第17話 老婆の呪い

 空を飛ぶというのはなんて気持ちのいい事なんだろう。

 肌を撫でる、いや、切り付けるような風。言われたように自身を守る魔法で逸らしてなかった時は痛みで落ちそうになってしまった。

 だけど今はそんな事もなく、ゆっくり景色を見る事もなく、流れゆく景色に感動していた。

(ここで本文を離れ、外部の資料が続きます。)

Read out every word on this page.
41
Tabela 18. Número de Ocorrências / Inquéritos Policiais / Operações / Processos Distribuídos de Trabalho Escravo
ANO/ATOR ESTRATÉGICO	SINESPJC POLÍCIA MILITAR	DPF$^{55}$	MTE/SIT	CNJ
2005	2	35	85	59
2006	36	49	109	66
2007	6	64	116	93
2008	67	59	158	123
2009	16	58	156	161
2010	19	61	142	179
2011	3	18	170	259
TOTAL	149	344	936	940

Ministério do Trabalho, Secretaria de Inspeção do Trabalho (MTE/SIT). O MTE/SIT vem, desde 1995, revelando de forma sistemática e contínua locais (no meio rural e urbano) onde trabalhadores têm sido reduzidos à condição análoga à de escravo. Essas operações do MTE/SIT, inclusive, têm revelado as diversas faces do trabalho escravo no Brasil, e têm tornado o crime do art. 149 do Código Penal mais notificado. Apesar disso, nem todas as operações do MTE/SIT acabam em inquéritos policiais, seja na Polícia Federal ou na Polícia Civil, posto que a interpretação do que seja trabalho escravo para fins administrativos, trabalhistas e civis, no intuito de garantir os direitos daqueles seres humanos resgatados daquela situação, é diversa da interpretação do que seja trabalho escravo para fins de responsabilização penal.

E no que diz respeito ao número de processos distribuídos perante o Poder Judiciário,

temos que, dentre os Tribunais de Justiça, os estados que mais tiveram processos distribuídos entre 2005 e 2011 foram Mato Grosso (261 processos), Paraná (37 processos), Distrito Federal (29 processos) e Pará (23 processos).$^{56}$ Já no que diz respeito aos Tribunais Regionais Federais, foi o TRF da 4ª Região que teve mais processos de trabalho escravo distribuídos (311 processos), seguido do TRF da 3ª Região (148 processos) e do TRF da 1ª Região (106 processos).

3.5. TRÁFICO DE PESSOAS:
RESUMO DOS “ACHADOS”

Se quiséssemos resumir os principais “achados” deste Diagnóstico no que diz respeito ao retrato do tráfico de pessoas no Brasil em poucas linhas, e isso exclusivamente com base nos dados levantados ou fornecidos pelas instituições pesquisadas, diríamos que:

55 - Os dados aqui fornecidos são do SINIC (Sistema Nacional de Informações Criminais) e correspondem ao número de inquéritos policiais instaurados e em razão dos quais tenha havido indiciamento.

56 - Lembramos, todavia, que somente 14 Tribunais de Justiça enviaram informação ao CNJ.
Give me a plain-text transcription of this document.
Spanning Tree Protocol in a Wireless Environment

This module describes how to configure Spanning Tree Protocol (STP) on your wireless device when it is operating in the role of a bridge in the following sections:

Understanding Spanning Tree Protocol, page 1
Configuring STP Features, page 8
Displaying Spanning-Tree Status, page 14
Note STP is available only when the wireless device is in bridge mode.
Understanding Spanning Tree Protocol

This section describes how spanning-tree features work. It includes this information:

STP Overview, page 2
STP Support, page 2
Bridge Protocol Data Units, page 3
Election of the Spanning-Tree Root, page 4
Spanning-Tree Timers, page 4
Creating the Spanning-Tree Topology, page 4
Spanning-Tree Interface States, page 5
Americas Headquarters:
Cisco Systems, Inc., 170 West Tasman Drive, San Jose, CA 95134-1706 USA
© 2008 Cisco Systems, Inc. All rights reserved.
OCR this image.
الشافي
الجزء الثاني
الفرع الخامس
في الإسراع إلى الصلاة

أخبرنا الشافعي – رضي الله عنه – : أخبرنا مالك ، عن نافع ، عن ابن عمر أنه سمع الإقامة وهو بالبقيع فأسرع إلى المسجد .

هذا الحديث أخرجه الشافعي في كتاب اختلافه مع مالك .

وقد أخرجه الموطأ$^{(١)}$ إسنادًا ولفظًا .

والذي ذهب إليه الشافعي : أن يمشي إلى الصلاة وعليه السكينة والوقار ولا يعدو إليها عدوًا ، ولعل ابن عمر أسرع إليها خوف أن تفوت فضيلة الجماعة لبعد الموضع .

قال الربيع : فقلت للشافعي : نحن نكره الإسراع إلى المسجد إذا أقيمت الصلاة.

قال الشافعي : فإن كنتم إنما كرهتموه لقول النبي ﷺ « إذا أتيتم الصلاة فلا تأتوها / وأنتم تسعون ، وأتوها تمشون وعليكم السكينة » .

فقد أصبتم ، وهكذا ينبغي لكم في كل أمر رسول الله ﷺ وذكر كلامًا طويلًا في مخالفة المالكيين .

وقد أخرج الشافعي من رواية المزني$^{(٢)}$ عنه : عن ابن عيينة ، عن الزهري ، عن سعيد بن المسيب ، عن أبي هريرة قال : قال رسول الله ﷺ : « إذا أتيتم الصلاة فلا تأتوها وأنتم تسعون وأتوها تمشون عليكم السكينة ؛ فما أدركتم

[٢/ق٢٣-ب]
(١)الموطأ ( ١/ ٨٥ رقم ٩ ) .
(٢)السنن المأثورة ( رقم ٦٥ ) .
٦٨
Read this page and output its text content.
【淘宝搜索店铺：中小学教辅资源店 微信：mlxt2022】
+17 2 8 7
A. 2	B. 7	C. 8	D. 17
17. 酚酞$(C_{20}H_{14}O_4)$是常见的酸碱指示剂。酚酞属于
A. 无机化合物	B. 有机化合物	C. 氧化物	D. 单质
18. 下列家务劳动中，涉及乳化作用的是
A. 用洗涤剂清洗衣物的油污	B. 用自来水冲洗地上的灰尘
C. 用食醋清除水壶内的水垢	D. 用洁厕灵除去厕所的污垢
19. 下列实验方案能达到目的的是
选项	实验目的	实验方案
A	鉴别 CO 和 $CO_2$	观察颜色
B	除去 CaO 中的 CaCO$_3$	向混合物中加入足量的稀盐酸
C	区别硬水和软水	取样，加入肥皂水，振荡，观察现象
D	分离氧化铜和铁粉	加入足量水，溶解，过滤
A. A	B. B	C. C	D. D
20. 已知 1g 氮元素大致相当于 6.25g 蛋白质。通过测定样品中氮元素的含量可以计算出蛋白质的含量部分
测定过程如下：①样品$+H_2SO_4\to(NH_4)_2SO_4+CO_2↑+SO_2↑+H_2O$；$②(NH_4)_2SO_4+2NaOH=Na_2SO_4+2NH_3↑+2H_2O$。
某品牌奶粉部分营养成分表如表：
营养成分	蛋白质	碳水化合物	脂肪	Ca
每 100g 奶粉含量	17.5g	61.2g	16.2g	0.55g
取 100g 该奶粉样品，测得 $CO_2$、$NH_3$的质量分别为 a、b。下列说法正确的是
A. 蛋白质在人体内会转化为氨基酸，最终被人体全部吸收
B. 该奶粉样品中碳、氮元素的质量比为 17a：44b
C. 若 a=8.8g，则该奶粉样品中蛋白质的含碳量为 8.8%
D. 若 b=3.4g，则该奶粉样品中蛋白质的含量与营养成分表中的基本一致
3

 こんなにも世界は広がっていたのだ。今なら何でも出来、そしてどこまででも行くことが可能なのではないだろうか。

 根拠の無い全能感を感じてしまうほど私は興奮していた。


 この流れゆく景色を彼と共有したい。通り過ぎ行く一度通っただろう村や町の広さを教えてあげたい。

 世界を感じつつ、しかし彼との短いが私にとっては色濃かった思い出を思い出す。


 多分あの馬車が止まっている場所で休憩をした。たしか焼いた肉をパンに挟んで食べた。酢漬けにしたキュウリやキャベツも食べた。思っていたよりも酸っぱくて内心驚いた。彼も酸っぱいですねと言っていた。


 そんな思い出をおかしく思いながら、どんどん私は進んでいく。私の先に立っていた約束を守り、果たすために。


 地図に描かれた目的地である町に到着すると感じる。これはあの時出会った老婆の気配だ。本当に老婆なのか疑いたくなるほどの力強さを感じてしまう。

 私はその力強さを感じる方角へと歩く。少し歩いたところに老婆は一人ベンチに座ってこちらを見ていた。その姿は優しさそのものと言った感じでありながらも面白そうにしている感じでもある。私の言葉を待っているのだろう。


「こんにちわ、私の事を覚えていますか?」

「こんにちわ、もちろん覚えているよ。約束は果たせそうかい?」

「約束を果たそうと思いここまで来ました。よければ彼への干渉はやめていただけませんか?」

「ふむ、それ自体は構わないけれど、それだけでいいのかい?」

「過去へ転生するのもやめて欲しいですね。どうやらお婆さんが転生するとそれ以降、暗闇になってしまうそうなんです。未来がそこで途絶えて私たちは何も知らずに人生をやり直すとか。それでは困るのです」

「困る? 何が困るんだい?」

「彼とお花を見る事が出来ないです。それでは約束を果たせません。きっと私は一緒にお花を見なければ後悔してしまいます。それは困ります」


 私はもう振り返らず、後悔することはやめたのだ。なのに後悔してしまうような事が目の前にあっては排除するしかない。


「そもそも何故お爺さんとの約束を破ってまで転生したのですか?」


 これが一番の謎だ。ずっと約束を守って来ていた事を私のためだけに破る必要はどこにもない。


「ふむ、約束を破ったと言われたのかい。それは間違いだよ」

「間違いとはどういう事でしょうか?」

「約束を破ったのではない、呪いから逃れようとし、そして何度も失敗した。というのが正しい」

「呪い? それに何度も失敗したとは?」

「簡単さ、私は死ねない呪いにかかっている。だから何度も転生しては呪いから逃れる方法を探していたのさ。もう一人の私はいろんな人間に転生しすぎて記憶の一部が欠け、そして書き換えられてしまっているのだろうね」


 老婆は少し申し訳なさそうにもう一人の自分を思っている。失敗した結果、求めているものは同じでも何故そうしたのか、その記憶が欠けてしまうほど転生させてしまった後ろめたさを感じる。後悔と言うべきものだ。


「その呪いから逃れる事が出来れば転生しなくてもよくなる、という事でいいのですか?」

「そうだね、それさえ出来れば私はこのループから外れ、死ぬことが出来る」


 呪いから逃れる事が出来るようにすると結果的に私が殺したことになるのでしょうか? それとも老婆を人として生涯を全うさせることが出来ると考えるべきなのでしょうか。


「私の力でその呪いから逃れる事が出来ると言ったらどうしますか?」

「それが出来るのならば是非ともお願いしたいが可能なのかい?」

「可能です。ですが条件があります。彼への干渉をやめ、そして目覚めさせてください。それが叶い次第、必ず私がお婆さんを呪いから逃してみせましょう」


 私が必ず呪いから逃して見せると確信をもって言ってのけると、老婆は驚きと共に縋るように頼み込む。


「必ず目覚めさせる。だから私を呪いから解放してくれ」


 その頼みに私は頷き応える。


「この盲目の魔女に任せてください」と。